Tusk: Kamplar gerçekten iyi ama Yunanistan'a Euro Bölgesi'ni kurtarmak için kredi verildi, böyle karşılaştırmalar yapmamalısınız.
Erdoğan: Bu da Schengen'le ilgili, o da bir Avrupa projesi.
Tusk: AB zor durumda, Paris saldırısından sonra Schengen Anlaşması iptal edilebilir. Bu yüzden sizinle anlaşmak istiyoruz.
Erdoğan: Anlaşma olmazsa mültecileri nasıl durduracaksınız, öldürecek misiniz?
Tusk: AB kendini daha az çekici yapabilir ama istediğimiz çözüm bu değil.
Yani Tusk resmen, "Mültecilere eziyet ederiz, AB'de barındırmayız" tehdidini savuruyor ama muhalif medyaya göre mültecilerin hakkını savunan Erdoğan mülteci düşmanı! Belki de Danimarka gibi ülkelerin mültecilerin değerli eşyalarına el koymasına, Almanya'da mülteci barınaklarına yönelik artan saldırılara bu gözle bakmalıyız.
Bir bölümde de Juncker, mükafatmış gibi Türkiye'yi haksız yere eleştiren AB Raporu'nu 1 Kasım seçimleri ertesine ertelediklerinden bahsediyor ve Erdoğan "Erteleme AKP'nin seçimleri kazanmasına yardım etmedi.
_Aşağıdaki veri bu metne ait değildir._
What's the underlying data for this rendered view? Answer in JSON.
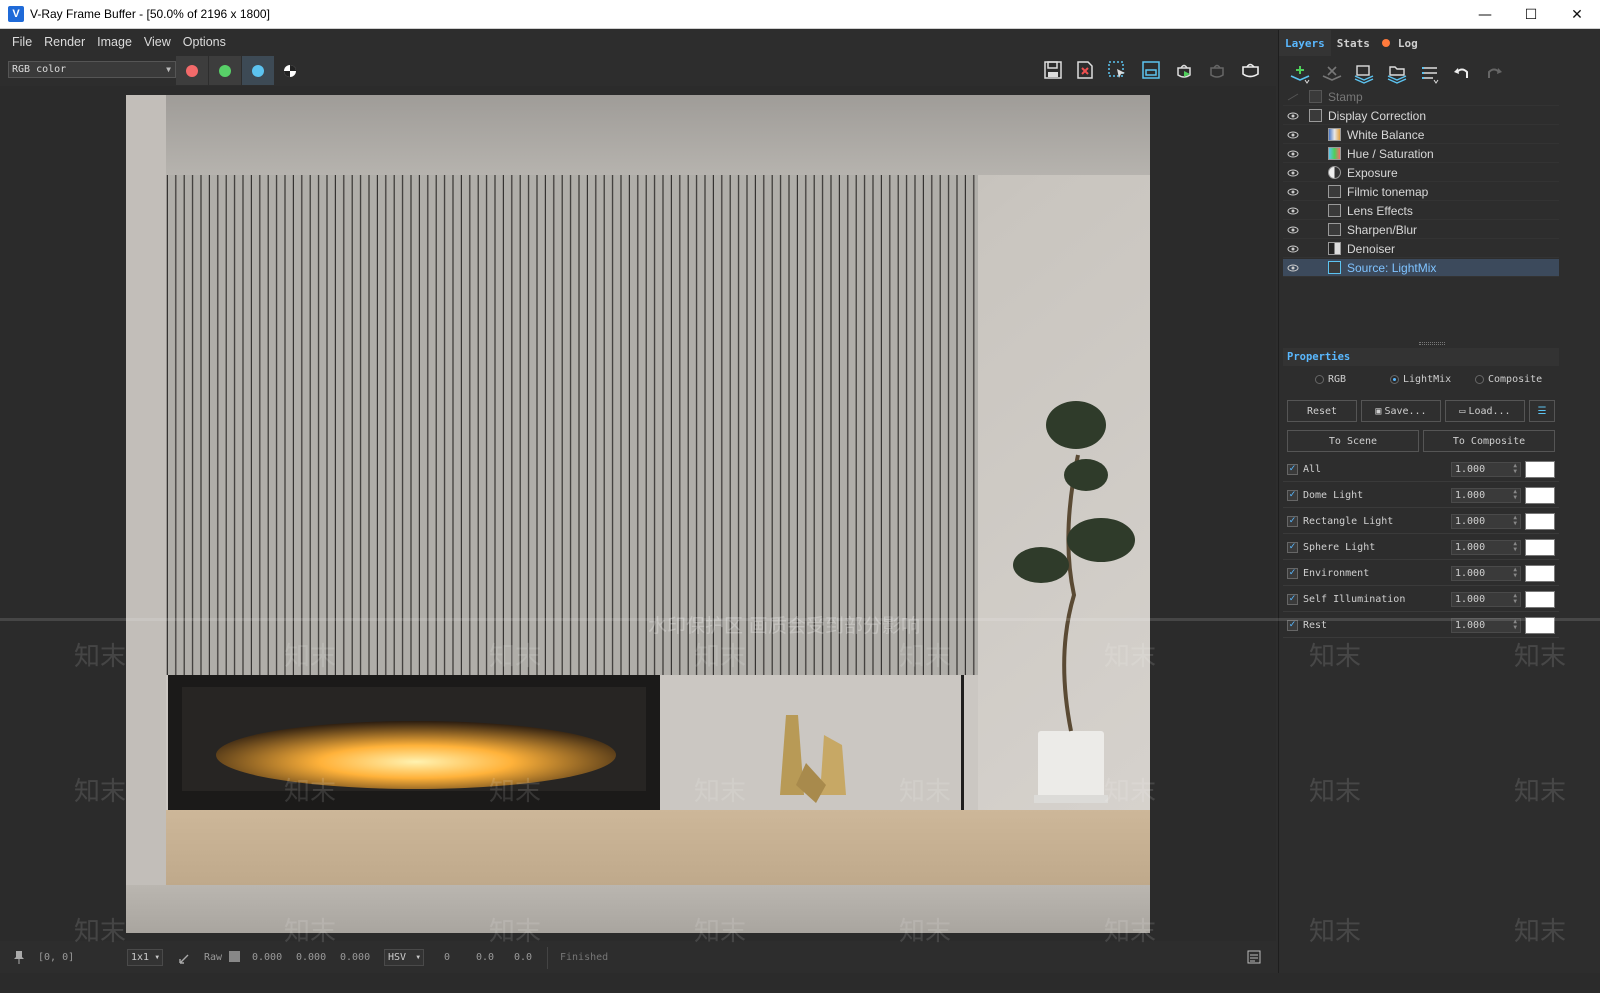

Zaten rapor da bir hakaretti. Bu raporu kim hazırladı? Nasıl böyle şeyler yazarsınız? Bu gerçek Türkiye değil, gerçeği öğrenmek için bana hiç gelmediniz" şeklinde bu üstenci dile rest çekiyor.
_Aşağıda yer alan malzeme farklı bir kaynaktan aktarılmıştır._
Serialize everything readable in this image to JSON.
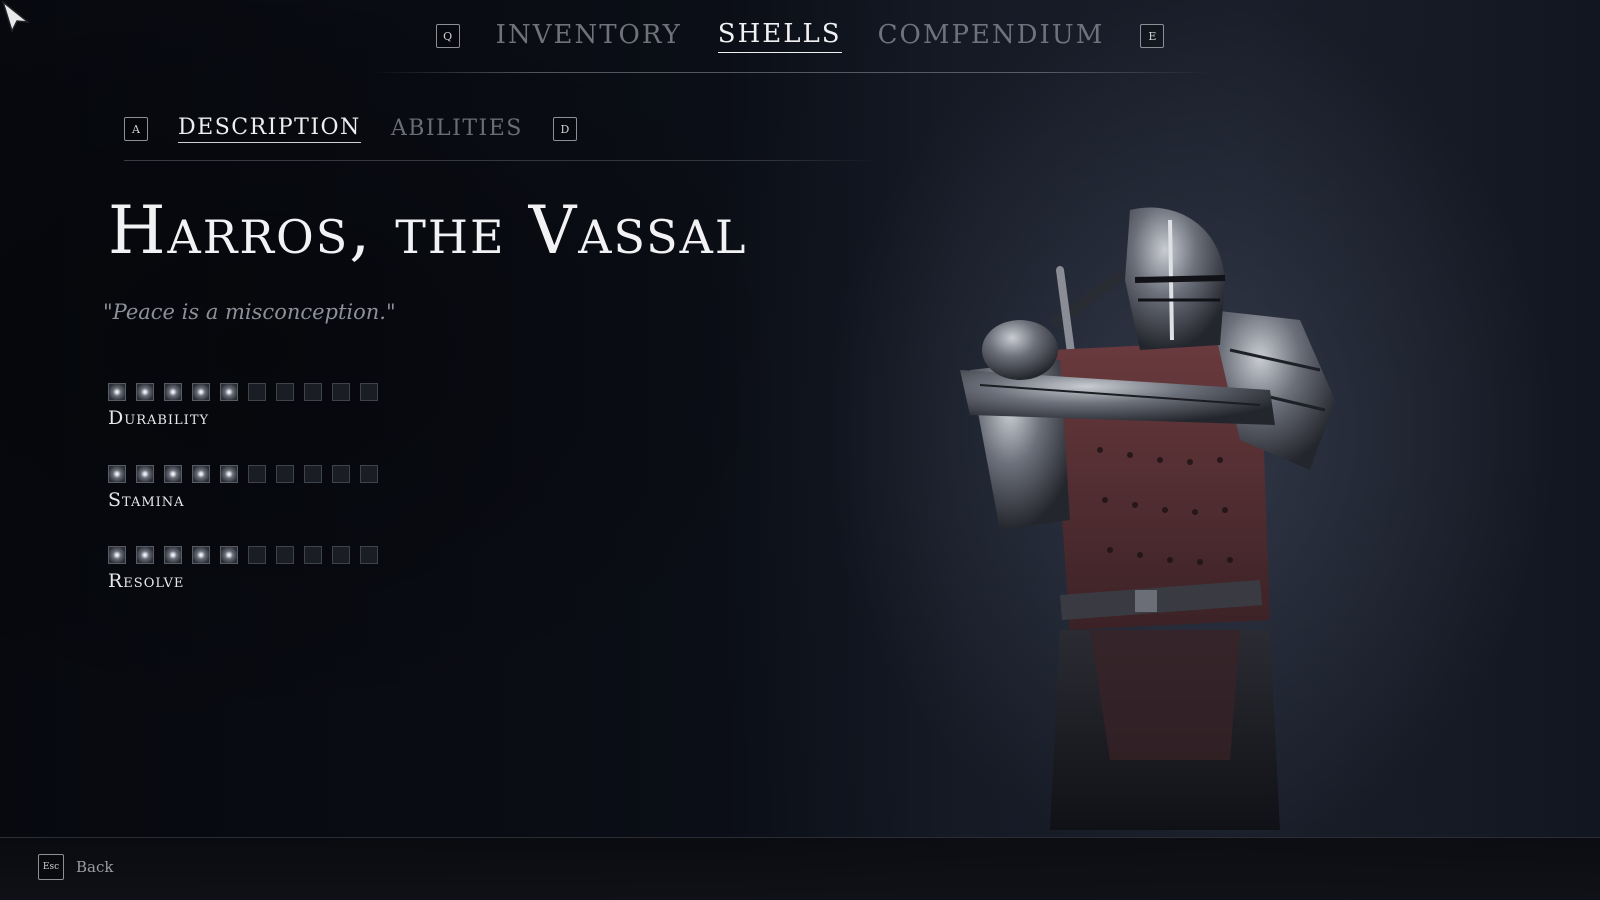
{
  "top_nav": {
    "prev_key": "Q",
    "tabs": [
      {
        "label": "INVENTORY",
        "active": false
      },
      {
        "label": "SHELLS",
        "active": true
      },
      {
        "label": "COMPENDIUM",
        "active": false
      }
    ],
    "next_key": "E"
  },
  "sub_nav": {
    "prev_key": "A",
    "tabs": [
      {
        "label": "DESCRIPTION",
        "active": true
      },
      {
        "label": "ABILITIES",
        "active": false
      }
    ],
    "next_key": "D"
  },
  "shell": {
    "name": "Harros, the Vassal",
    "quote": "\"Peace is a misconception.\"",
    "stats": [
      {
        "label": "Durability",
        "value": 5,
        "max": 10
      },
      {
        "label": "Stamina",
        "value": 5,
        "max": 10
      },
      {
        "label": "Resolve",
        "value": 5,
        "max": 10
      }
    ]
  },
  "footer": {
    "back_key": "Esc",
    "back_label": "Back"
  },
  "icons": {
    "cursor": "cursor-arrow-icon",
    "character": "armored-knight-figure"
  },
  "colors": {
    "active_text": "#f1f1f3",
    "inactive_text": "#6f727b",
    "background": "#06080d",
    "armor_leather": "#5a2f33"
  }
}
Juncker daha da küstahlaşıp, "Brüksel'de sizi prensler gibi ağırladık" deyince de Erdoğan "Prens gibi mi? Tabii ki, ben bir üçüncü dünya ülkesini temsil etmiyorum (...) Juncker'ın böyle konuşması saygısızlık. AB Türkiye'yi istemiyor diye düşünüyorum. Öyleyse bize açıkça söyleyin, biz de rahatlayalım" diyerek son noktayı koyuyor.
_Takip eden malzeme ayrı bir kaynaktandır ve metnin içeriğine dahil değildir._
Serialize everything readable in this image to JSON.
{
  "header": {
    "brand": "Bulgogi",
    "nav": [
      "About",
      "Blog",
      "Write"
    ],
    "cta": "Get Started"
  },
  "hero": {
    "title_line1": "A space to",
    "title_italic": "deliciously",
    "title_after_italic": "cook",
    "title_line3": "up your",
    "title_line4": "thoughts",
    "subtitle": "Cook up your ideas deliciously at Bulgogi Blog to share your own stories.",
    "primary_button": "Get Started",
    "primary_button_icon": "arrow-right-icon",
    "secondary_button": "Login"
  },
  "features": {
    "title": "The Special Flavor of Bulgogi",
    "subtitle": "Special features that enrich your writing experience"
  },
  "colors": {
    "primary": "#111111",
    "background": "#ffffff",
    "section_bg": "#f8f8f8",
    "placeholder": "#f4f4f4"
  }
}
İlk kez bir lider, gerçekten Avrupa'nın hak ettiği şekilde konuşup, ülkesinin ve ona sığınanların haklarını koruyor. Ama beş ayda dört kez Türkiye'ye gelen Merkel'e yönelik 'Türkiye'ye gelme' bildirisi yetiştirmekte zorlanan septik muhalefetin bunu anlaması imkânsız.